2L’essai commence par le récit d’un séjour de recherche à la foire de Francfort, saisie comme la métaphore vivante d’une certaine mondialité (possible) de la littérature. Cet exemple inaugural permet à l’auteur de thématiser déjà une première tension de son objet d’études : quel rapport à la « littérature » engage un lieu comme cette grande foire internationale du livre ? Quel « monde » figure-t-il ? Et, partant de là, vers quelle « littérature mondiale » fait-il signe ?
3Avant même que des réponses ne soient apportées à ces questionnements, il s’agit de relever les présupposés qu’ils engagent, et leur intérêt heuristique : poser ces questions, c’est, d’emblée, soutenir qu’il existe, non pas une conception stabilisée et univoque de « la » littérature mondiale, mais bien plusieurs manières alternatives de la penser. D’où la nécessité d’un deuxième récit personnel : dans le village de ses parents, Jérôme David s’arrête un soir près d’une cabine téléphonique transformée en cabane à livres et y découvre, soudain, comme une épiphanie, une autre métaphore possible de la mondialité littéraire, plus informelle : dans cette « bibliothèque » non gérée, produite par le hasard d’échanges spontanés et collectifs, peut se lire une « mondialité ordinaire de la littérature » (p. 11), bien loin de la littérature mondialisée à l’ère néolibérale que représente apparemment un lieu comme la foire de Francfort.

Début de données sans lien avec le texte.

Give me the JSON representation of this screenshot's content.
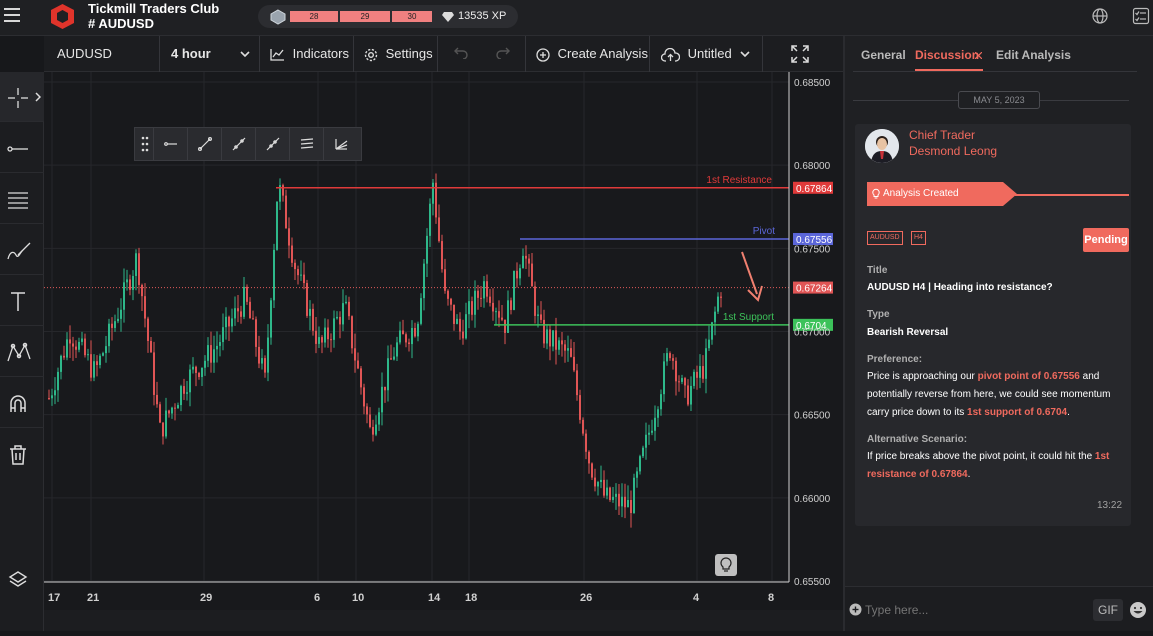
{
  "app": {
    "club_title": "Tickmill Traders Club",
    "channel": "# AUDUSD",
    "xp_segments": [
      "28",
      "29",
      "30"
    ],
    "xp_value": "13535 XP",
    "colors": {
      "accent": "#f06a5e",
      "bg": "#18191c"
    }
  },
  "toolbar": {
    "symbol": "AUDUSD",
    "interval": "4 hour",
    "indicators_label": "Indicators",
    "settings_label": "Settings",
    "create_analysis_label": "Create Analysis",
    "layout_name": "Untitled"
  },
  "chart": {
    "price_ticks": [
      "0.68500",
      "0.68000",
      "0.67500",
      "0.67000",
      "0.66500",
      "0.66000",
      "0.65500"
    ],
    "date_ticks": [
      "17",
      "21",
      "29",
      "6",
      "10",
      "14",
      "18",
      "26",
      "4",
      "8"
    ],
    "resistance": {
      "label": "1st Resistance",
      "price": "0.67864"
    },
    "pivot": {
      "label": "Pivot",
      "price": "0.67556"
    },
    "support": {
      "label": "1st Support",
      "price": "0.6704"
    },
    "current_price": "0.67264"
  },
  "panel": {
    "tabs": [
      "General",
      "Discussion",
      "Edit Analysis"
    ],
    "date": "MAY 5, 2023",
    "author_role": "Chief Trader",
    "author_name": "Desmond Leong",
    "banner": "Analysis Created",
    "tags": [
      "AUDUSD",
      "H4"
    ],
    "status": "Pending",
    "title_label": "Title",
    "title_value": "AUDUSD H4 | Heading into resistance?",
    "type_label": "Type",
    "type_value": "Bearish Reversal",
    "preference_label": "Preference:",
    "preference_1": "Price is approaching our ",
    "preference_hl1": "pivot point of 0.67556",
    "preference_2": " and potentially reverse from here, we could see momentum carry price down to its ",
    "preference_hl2": "1st support of 0.6704",
    "preference_3": ".",
    "alt_label": "Alternative Scenario:",
    "alt_1": "If price breaks above the pivot point, it could hit the ",
    "alt_hl": "1st resistance of 0.67864",
    "alt_2": ".",
    "time": "13:22",
    "input_placeholder": "Type here...",
    "gif_label": "GIF"
  }
}
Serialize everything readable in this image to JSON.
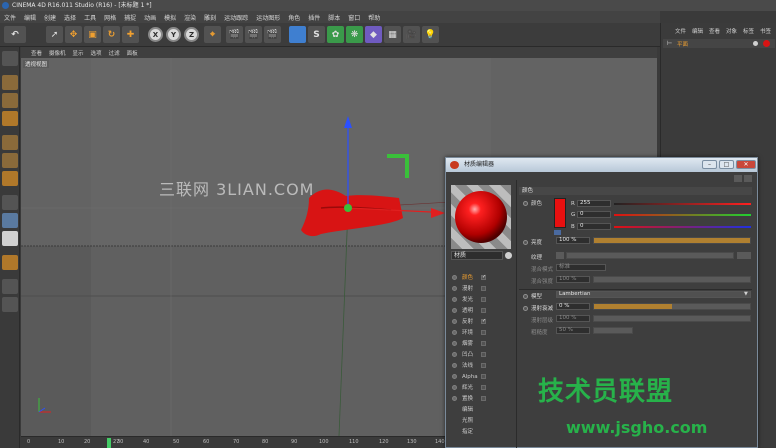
{
  "app": {
    "title": "CINEMA 4D R16.011 Studio (R16) - [未标题 1 *]"
  },
  "menubar": [
    "文件",
    "编辑",
    "创建",
    "选择",
    "工具",
    "网格",
    "捕捉",
    "动画",
    "模拟",
    "渲染",
    "雕刻",
    "运动跟踪",
    "运动图形",
    "角色",
    "插件",
    "脚本",
    "窗口",
    "帮助"
  ],
  "toolbar": {
    "axis_x": "X",
    "axis_y": "Y",
    "axis_z": "Z"
  },
  "viewport": {
    "menu": [
      "查看",
      "摄像机",
      "显示",
      "选项",
      "过滤",
      "面板"
    ],
    "label": "透视视图",
    "watermark": "三联网 3LIAN.COM"
  },
  "right_panel": {
    "menu": [
      "文件",
      "编辑",
      "查看",
      "对象",
      "标签",
      "书签"
    ],
    "item_label": "平面"
  },
  "timeline": {
    "ticks": [
      "0",
      "10",
      "20",
      "30",
      "40",
      "50",
      "60",
      "70",
      "80",
      "90",
      "100",
      "110",
      "120",
      "130",
      "140"
    ],
    "frame": "27"
  },
  "material_editor": {
    "title": "材质编辑器",
    "min": "–",
    "max": "□",
    "close": "✕",
    "material_name": "材质",
    "channels": [
      {
        "label": "颜色",
        "checked": true,
        "selected": true
      },
      {
        "label": "漫射",
        "checked": false,
        "selected": false
      },
      {
        "label": "发光",
        "checked": false,
        "selected": false
      },
      {
        "label": "透明",
        "checked": false,
        "selected": false
      },
      {
        "label": "反射",
        "checked": true,
        "selected": false
      },
      {
        "label": "环境",
        "checked": false,
        "selected": false
      },
      {
        "label": "烟雾",
        "checked": false,
        "selected": false
      },
      {
        "label": "凹凸",
        "checked": false,
        "selected": false
      },
      {
        "label": "法线",
        "checked": false,
        "selected": false
      },
      {
        "label": "Alpha",
        "checked": false,
        "selected": false
      },
      {
        "label": "辉光",
        "checked": false,
        "selected": false
      },
      {
        "label": "置换",
        "checked": false,
        "selected": false
      },
      {
        "label": "编辑",
        "checked": false,
        "selected": false
      },
      {
        "label": "光照",
        "checked": false,
        "selected": false
      },
      {
        "label": "指定",
        "checked": false,
        "selected": false
      }
    ],
    "section_title": "颜色",
    "color_label": "颜色",
    "r_label": "R",
    "g_label": "G",
    "b_label": "B",
    "r_value": "255",
    "g_value": "0",
    "b_value": "0",
    "brightness_label": "亮度",
    "brightness_value": "100 %",
    "texture_label": "纹理",
    "blend_mode_label": "混合模式",
    "blend_mode_value": "标准",
    "blend_strength_label": "混合强度",
    "blend_strength_value": "100 %",
    "model_label": "模型",
    "model_value": "Lambertian",
    "diffuse_falloff_label": "漫射衰减",
    "diffuse_falloff_value": "0 %",
    "diffuse_level_label": "漫射层级",
    "diffuse_level_value": "100 %",
    "roughness_label": "粗糙度",
    "roughness_value": "50 %",
    "colors": {
      "material": "#e81010",
      "accent": "#f0a030"
    }
  },
  "site_watermark": {
    "text": "技术员联盟",
    "url": "www.jsgho.com"
  }
}
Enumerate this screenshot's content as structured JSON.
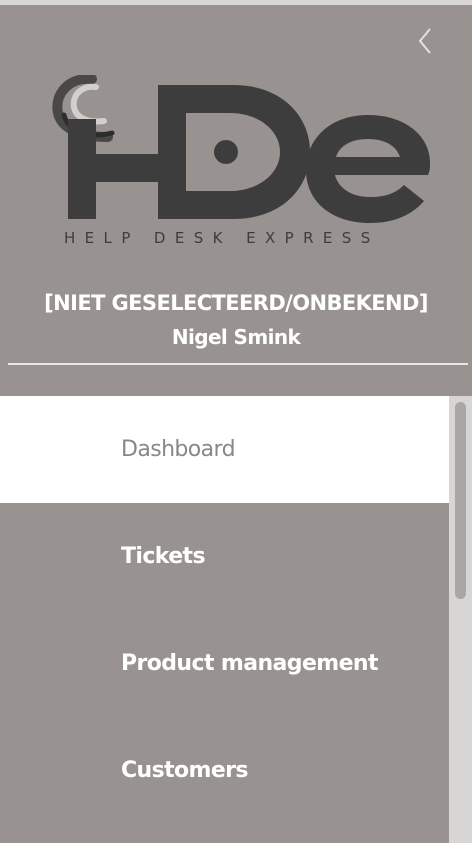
{
  "header": {
    "logo_text": "HDe",
    "tagline": "HELP DESK EXPRESS",
    "company": "[NIET GESELECTEERD/ONBEKEND]",
    "user_name": "Nigel Smink",
    "back_icon": "chevron-left-icon"
  },
  "menu": {
    "items": [
      {
        "label": "Dashboard",
        "active": true
      },
      {
        "label": "Tickets",
        "active": false
      },
      {
        "label": "Product management",
        "active": false
      },
      {
        "label": "Customers",
        "active": false
      }
    ]
  },
  "colors": {
    "panel_bg": "#989390",
    "active_bg": "#ffffff",
    "logo": "#3e3d3d",
    "text": "#ffffff"
  }
}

Deux lieux, et déjà deux visions contemporaines possibles d’un même objet, qu’une analyse plus poussée complexifiera encore : au-delà des apparences et d’une première approximation qui pourrait ainsi nous engager à saisir le premier comme le simple paroxysme d’une vision purement capitaliste de la littérature en tant que marché mondialisé, David montre qu’il constitue un espace plus complexe et paradoxal, où se dessinent non seulement une « curation du national », mais aussi, en marge des négociations entre agents littéraires et éditeurs, une certaine conception (du rôle) de la littérature à travers le choix des titres destinés à être traduits massivement et vendus dans les kiosques du monde entier.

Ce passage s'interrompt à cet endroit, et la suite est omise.